The ICC said over and over that ONLY THE MEMBERS OF THE ICC would be going to heaven. That meant that only 78,000 people out of the world’s entire population would make it. I could not believe that our heavenly father would create this world and save only a statistically insignificant few. What about Mother Teresa? Or babies and children too young to understand? How can one discredit the billions of people that have faith in, and devotion to, a heavenly father?
I went to the main library to research the ICC since we were a week away from joining and I wanted to understand the complete doctrine before commiting. Nothing. There was no mention of this institution in all of the reference books on religions of the world. Thank goodness for the web. One search and BAM! Tons of information on the deception of the ICC. And it correlated.

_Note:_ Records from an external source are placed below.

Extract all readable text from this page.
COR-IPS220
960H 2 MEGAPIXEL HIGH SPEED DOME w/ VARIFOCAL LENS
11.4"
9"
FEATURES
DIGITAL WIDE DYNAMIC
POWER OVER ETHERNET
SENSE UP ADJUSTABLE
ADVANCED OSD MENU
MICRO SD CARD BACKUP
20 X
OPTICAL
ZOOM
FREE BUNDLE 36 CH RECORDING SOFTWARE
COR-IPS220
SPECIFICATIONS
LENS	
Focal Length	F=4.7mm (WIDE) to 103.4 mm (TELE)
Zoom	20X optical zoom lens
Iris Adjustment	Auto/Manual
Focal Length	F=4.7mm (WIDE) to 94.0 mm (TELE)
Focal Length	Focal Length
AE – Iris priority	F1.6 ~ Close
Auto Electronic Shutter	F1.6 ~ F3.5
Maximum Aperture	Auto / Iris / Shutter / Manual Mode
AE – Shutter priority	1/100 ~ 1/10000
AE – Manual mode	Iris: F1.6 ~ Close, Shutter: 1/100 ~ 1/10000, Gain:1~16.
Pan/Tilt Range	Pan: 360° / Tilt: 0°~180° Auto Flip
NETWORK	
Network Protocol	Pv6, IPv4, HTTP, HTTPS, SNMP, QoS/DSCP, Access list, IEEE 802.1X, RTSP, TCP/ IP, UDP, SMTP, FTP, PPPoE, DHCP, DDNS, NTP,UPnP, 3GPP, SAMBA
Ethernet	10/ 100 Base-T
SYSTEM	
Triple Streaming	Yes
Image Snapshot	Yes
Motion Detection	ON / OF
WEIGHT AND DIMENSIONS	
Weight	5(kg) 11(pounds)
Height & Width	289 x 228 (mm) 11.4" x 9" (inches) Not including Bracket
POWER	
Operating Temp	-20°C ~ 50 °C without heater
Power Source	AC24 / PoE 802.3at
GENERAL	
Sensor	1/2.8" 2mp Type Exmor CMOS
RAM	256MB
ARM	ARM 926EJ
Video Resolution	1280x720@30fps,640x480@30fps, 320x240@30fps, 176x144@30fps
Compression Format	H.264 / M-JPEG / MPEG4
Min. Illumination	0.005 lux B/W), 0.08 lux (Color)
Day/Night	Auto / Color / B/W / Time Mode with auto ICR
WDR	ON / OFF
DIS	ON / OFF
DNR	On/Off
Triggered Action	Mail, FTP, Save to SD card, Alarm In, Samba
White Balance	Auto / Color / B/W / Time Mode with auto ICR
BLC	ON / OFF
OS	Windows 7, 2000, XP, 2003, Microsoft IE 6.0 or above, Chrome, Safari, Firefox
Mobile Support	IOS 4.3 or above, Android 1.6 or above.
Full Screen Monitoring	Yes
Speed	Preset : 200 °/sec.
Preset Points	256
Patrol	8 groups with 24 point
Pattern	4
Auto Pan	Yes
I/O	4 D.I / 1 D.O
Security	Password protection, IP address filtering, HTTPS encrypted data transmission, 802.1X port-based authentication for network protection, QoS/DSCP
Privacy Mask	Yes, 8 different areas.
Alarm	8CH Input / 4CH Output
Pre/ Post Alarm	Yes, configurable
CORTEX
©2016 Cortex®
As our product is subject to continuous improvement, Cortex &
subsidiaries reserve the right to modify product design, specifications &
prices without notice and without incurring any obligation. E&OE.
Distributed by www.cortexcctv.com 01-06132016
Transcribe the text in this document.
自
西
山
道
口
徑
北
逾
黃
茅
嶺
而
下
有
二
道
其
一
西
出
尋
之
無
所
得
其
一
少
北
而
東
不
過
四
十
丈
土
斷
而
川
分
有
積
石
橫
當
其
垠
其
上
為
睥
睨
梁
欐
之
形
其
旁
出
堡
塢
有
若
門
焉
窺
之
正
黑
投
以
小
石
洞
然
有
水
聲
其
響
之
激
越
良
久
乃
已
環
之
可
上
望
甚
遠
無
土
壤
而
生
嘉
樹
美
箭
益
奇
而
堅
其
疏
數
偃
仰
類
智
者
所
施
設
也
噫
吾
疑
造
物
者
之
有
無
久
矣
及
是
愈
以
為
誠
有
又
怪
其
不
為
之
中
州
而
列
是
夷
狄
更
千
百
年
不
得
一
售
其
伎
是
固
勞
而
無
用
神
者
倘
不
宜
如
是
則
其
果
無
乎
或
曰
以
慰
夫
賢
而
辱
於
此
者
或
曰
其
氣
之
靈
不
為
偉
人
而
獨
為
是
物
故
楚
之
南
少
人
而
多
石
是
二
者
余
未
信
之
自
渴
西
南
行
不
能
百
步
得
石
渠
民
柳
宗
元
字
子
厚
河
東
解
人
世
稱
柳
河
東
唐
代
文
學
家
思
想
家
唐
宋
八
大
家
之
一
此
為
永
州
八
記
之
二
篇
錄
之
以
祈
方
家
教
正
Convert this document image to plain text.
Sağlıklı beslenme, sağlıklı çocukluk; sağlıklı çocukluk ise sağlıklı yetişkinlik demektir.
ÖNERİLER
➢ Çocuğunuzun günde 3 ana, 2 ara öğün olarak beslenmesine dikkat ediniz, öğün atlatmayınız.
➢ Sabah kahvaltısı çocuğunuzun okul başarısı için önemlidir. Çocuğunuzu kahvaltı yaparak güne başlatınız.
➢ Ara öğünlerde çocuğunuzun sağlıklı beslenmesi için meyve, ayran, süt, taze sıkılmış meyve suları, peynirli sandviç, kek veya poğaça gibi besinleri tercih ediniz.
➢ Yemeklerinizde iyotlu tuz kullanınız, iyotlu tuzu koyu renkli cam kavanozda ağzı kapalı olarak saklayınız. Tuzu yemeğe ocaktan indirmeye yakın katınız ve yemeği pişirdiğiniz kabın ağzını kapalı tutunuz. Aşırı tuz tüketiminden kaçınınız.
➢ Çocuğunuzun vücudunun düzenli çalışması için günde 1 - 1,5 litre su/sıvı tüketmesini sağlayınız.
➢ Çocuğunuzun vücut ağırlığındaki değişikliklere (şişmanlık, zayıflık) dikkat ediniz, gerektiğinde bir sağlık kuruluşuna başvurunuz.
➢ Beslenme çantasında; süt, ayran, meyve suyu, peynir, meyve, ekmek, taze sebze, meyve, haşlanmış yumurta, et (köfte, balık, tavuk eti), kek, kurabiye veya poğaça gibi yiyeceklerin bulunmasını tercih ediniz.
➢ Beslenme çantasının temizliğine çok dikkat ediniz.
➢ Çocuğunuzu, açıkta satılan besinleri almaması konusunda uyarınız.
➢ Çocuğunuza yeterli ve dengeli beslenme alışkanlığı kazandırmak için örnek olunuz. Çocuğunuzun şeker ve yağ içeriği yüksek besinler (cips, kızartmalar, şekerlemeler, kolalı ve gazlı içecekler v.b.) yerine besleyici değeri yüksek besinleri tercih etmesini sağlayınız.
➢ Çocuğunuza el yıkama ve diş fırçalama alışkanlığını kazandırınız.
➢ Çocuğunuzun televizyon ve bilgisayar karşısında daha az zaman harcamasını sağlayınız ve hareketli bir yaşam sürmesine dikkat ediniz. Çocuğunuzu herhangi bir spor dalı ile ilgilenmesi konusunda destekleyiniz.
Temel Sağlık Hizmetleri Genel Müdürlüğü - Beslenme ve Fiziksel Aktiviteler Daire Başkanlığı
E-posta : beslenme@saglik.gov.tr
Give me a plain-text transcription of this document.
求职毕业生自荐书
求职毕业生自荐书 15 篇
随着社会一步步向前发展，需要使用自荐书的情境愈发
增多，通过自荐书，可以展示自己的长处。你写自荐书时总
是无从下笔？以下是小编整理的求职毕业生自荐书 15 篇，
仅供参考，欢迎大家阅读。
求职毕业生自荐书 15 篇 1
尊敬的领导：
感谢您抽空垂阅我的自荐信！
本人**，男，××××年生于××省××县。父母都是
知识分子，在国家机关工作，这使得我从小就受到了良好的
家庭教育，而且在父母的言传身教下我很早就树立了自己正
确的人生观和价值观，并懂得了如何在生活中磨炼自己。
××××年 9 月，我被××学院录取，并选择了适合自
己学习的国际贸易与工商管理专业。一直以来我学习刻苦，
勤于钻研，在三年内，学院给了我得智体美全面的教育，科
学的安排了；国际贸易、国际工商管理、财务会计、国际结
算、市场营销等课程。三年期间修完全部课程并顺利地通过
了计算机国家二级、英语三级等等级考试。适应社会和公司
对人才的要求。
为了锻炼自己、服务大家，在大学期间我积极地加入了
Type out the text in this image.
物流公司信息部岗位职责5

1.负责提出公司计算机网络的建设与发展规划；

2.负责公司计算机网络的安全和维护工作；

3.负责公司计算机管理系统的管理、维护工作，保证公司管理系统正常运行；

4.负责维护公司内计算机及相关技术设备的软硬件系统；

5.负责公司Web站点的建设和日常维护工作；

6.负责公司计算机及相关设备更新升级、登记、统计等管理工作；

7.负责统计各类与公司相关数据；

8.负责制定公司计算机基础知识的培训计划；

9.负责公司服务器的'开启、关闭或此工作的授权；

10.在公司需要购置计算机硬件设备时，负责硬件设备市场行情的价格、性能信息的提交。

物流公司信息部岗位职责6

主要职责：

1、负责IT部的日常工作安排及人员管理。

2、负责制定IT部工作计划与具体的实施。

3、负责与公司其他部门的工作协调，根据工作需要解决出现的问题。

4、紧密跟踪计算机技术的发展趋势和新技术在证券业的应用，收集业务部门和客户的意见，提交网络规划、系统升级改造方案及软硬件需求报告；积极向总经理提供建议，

We were devastated. We believed that the people that we had come to know truly liked us for who we were. We had to accept the fact that these friends were really only after us to join their monetary network. Sure enough, when we bowed out gracefully, they would have nothing to do with us.
Which brings up another point. They tell you that you should not associate with anyone outside of the ICC — except in the case of new recruits. I have never seen this requirement in the Bible.
I disagree with Dr. James Tabor, professor of Religious Studies, and Nancy Williams, instructor of Philosophy and Women’s Studies, at UNC-Charlotte on the typical university (liberal) method of trying to explain away why we shouldn’t call this group a cult. Liberal approaches may foster out-of-the-box thinking at the university, and I’m all for that, but this organization is hurting individuals and families. This organization deceives. That alone should condemn it. The fact that they use deception to convince one to believe that their way is the only way to heaven should qualify them as a cult. Period.
I hope that your story will help prevent others from experiencing the emotional devastation that our family felt along with countless others which can be observed on the web. Needless to say, we’ve been keeping our prayers at home for the last three years.